People have been clammering for 10 years about the end of the IPv4 address space and as of today even CNN has jumped on the bandwagon. My prediction about the IPv4 space is that it will take tens of years before anyone makes any real changes much less adopts IPv6 across the board.

Last week, Comcast has announced that they’re going to offer IPv6 routing across their network, but will require tunneling outside of their network still since the rest of the world is still not IPv6-compatible.

Facts:

There are still large organizations who own huge class-A chunks of the IPv4 address space. Some of these are military organizations. You can bet that the majority of these addresses are not in use today. So, there are plenty of IPv4 addresses out there, but nobody wants to let go of them. When IPv4 addresses become scarce, these addresses will be sold to the highest bidder instead of people adopting IPv6.

People are lazy. Not everyone, but the great majority of people are. Lazy people tend to take the easiest way out. The easiest way out is not to create something new, it’s to squeeze the last little bit of life out of something.

People will scrape together and consolidate their IPs if they run low.

People can port-forward ports to NAT’ed machines instead of needing a new IP for every new service. Wow! We have 64k ports on each IP address! Who needs more than one now?

VPNs take care of native access from site-to-site from private address to private address. One public IP on a single machine can link together millions of machines in a huge organization and can delay the need for IPv6 for a LONG time.

NAT

Large companies can work off a single IP. Just make each service a “directory” off their main domain, so http://google.com/search and http://google.com/docs, etc …

You may think that you need a public IP, but the odds are that you probably don’t have one now. You only need a public IP if you’re serving-up content. SERVING is the important word here. How many of you actually have a server (web,ftp,irc,…) in your home and allow other people to connect to it from around the internet. Very few, I’ll bet. Most people use their home internet connections for web surfing, email, pulling down multimedia content. All client-side operations, and GETTING of data.

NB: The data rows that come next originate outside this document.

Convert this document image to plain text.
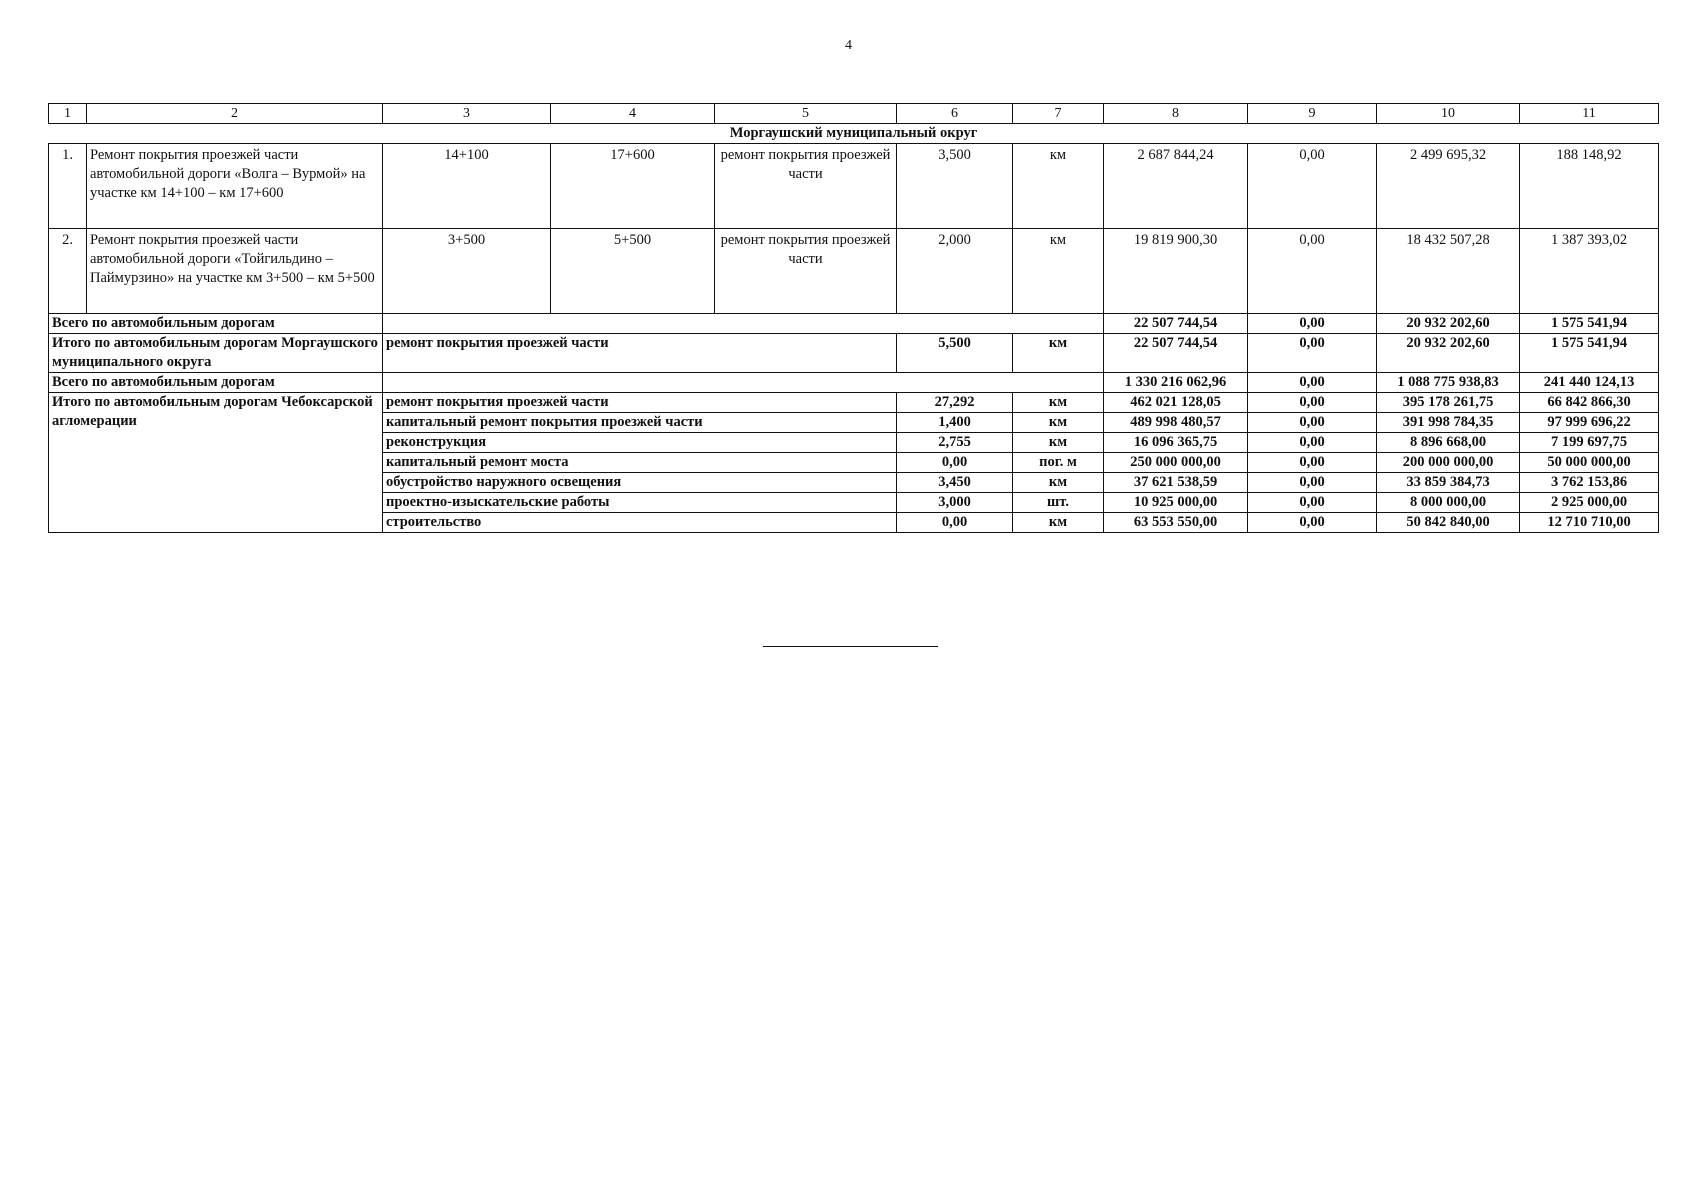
4
1	2	3	4	5	6	7	8	9	10	11
Моргаушский муниципальный округ										
1.	Ремонт покрытия проезжей части автомобильной дороги «Волга – Вурмой» на участке км 14+100 – км 17+600	14+100	17+600	ремонт покрытия проезжей части	3,500	км	2 687 844,24	0,00	2 499 695,32	188 148,92
2.	Ремонт покрытия проезжей части автомобильной дороги «Тойгильдино – Паймурзино» на участке км 3+500 – км 5+500	3+500	5+500	ремонт покрытия проезжей части	2,000	км	19 819 900,30	0,00	18 432 507,28	1 387 393,02
Всего по автомобильным дорогам							22 507 744,54	0,00	20 932 202,60	1 575 541,94
Итого по автомобильным дорогам Моргаушского муниципального округа		ремонт покрытия проезжей части			5,500	км	22 507 744,54	0,00	20 932 202,60	1 575 541,94
Всего по автомобильным дорогам							1 330 216 062,96	0,00	1 088 775 938,83	241 440 124,13
Итого по автомобильным дорогам Чебоксарской агломерации		ремонт покрытия проезжей части			27,292	км	462 021 128,05	0,00	395 178 261,75	66 842 866,30
		капитальный ремонт покрытия проезжей части			1,400	км	489 998 480,57	0,00	391 998 784,35	97 999 696,22
		реконструкция			2,755	км	16 096 365,75	0,00	8 896 668,00	7 199 697,75
		капитальный ремонт моста			0,00	пог. м	250 000 000,00	0,00	200 000 000,00	50 000 000,00
		обустройство наружного освещения			3,450	км	37 621 538,59	0,00	33 859 384,73	3 762 153,86
		проектно-изыскательские работы			3,000	шт.	10 925 000,00	0,00	8 000 000,00	2 925 000,00
		строительство			0,00	км	63 553 550,00	0,00	50 842 840,00	12 710 710,00
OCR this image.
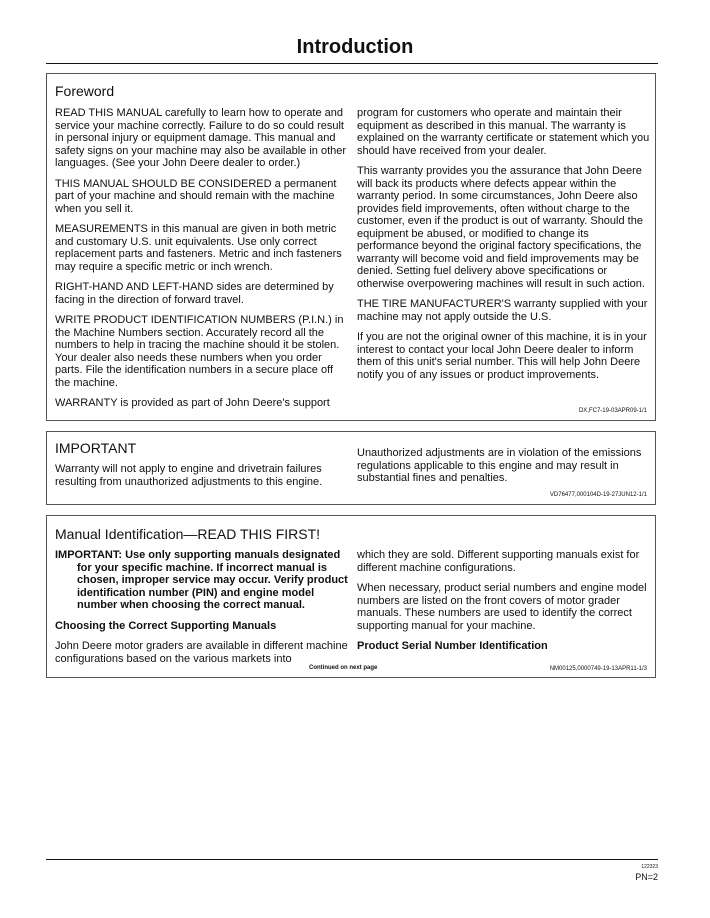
Introduction
Foreword

READ THIS MANUAL carefully to learn how to operate and service your machine correctly. Failure to do so could result in personal injury or equipment damage. This manual and safety signs on your machine may also be available in other languages. (See your John Deere dealer to order.)

THIS MANUAL SHOULD BE CONSIDERED a permanent part of your machine and should remain with the machine when you sell it.

MEASUREMENTS in this manual are given in both metric and customary U.S. unit equivalents. Use only correct replacement parts and fasteners. Metric and inch fasteners may require a specific metric or inch wrench.

RIGHT-HAND AND LEFT-HAND sides are determined by facing in the direction of forward travel.

WRITE PRODUCT IDENTIFICATION NUMBERS (P.I.N.) in the Machine Numbers section. Accurately record all the numbers to help in tracing the machine should it be stolen. Your dealer also needs these numbers when you order parts. File the identification numbers in a secure place off the machine.

WARRANTY is provided as part of John Deere's support

program for customers who operate and maintain their equipment as described in this manual. The warranty is explained on the warranty certificate or statement which you should have received from your dealer.

This warranty provides you the assurance that John Deere will back its products where defects appear within the warranty period. In some circumstances, John Deere also provides field improvements, often without charge to the customer, even if the product is out of warranty. Should the equipment be abused, or modified to change its performance beyond the original factory specifications, the warranty will become void and field improvements may be denied. Setting fuel delivery above specifications or otherwise overpowering machines will result in such action.

THE TIRE MANUFACTURER'S warranty supplied with your machine may not apply outside the U.S.

If you are not the original owner of this machine, it is in your interest to contact your local John Deere dealer to inform them of this unit's serial number. This will help John Deere notify you of any issues or product improvements.

DX,FC7-19-03APR09-1/1
IMPORTANT

Warranty will not apply to engine and drivetrain failures resulting from unauthorized adjustments to this engine.

Unauthorized adjustments are in violation of the emissions regulations applicable to this engine and may result in substantial fines and penalties.

VD76477,000104D-19-27JUN12-1/1
Manual Identification—READ THIS FIRST!

IMPORTANT: Use only supporting manuals designated for your specific machine. If incorrect manual is chosen, improper service may occur. Verify product identification number (PIN) and engine model number when choosing the correct manual.

Choosing the Correct Supporting Manuals

John Deere motor graders are available in different machine configurations based on the various markets into

which they are sold. Different supporting manuals exist for different machine configurations.

When necessary, product serial numbers and engine model numbers are listed on the front covers of motor grader manuals. These numbers are used to identify the correct supporting manual for your machine.

Product Serial Number Identification

Continued on next page	NM00125,0000749-19-13APR11-1/3
122323
PN=2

Not SERVING data.

The fact is that ISPs will just give you a private, NAT’ed address if they run low on IPv4 addresses and charge you more money if you really think that you need a public IP, but that hasn’t really happened yet.

If you look at all of the facts, and the fact that people are lazy and will use other means of operations if they run low on IP addresses, you’ll see that most pro-IPv6 people are just touting their new technology and want to put it into place, but the real fact is that there are people out there that still use Windows 95 and AOL and refuse to upgrade. IPv6 is one of those things that gets better the more people adopt it and those kinds of technologies always take a while to get into the mainstream. It’s going to take a LONG while to convert the number of people it’ll take to achieve critical mass to flip the rest of the internet over to IPv6. I may not even see it in my lifetime.

I may be wrong, but now that I’ve made my prediction, we’ll see how long it takes for IPv6 to take hold to the point where it’s commonplace and considered the standard. I know that I’m not itching to tunnel my packets over IPv6. I’ve got a personal VPN and I can reach anywhere that I need to directly without the use of IPv6, so I’m good-to-go.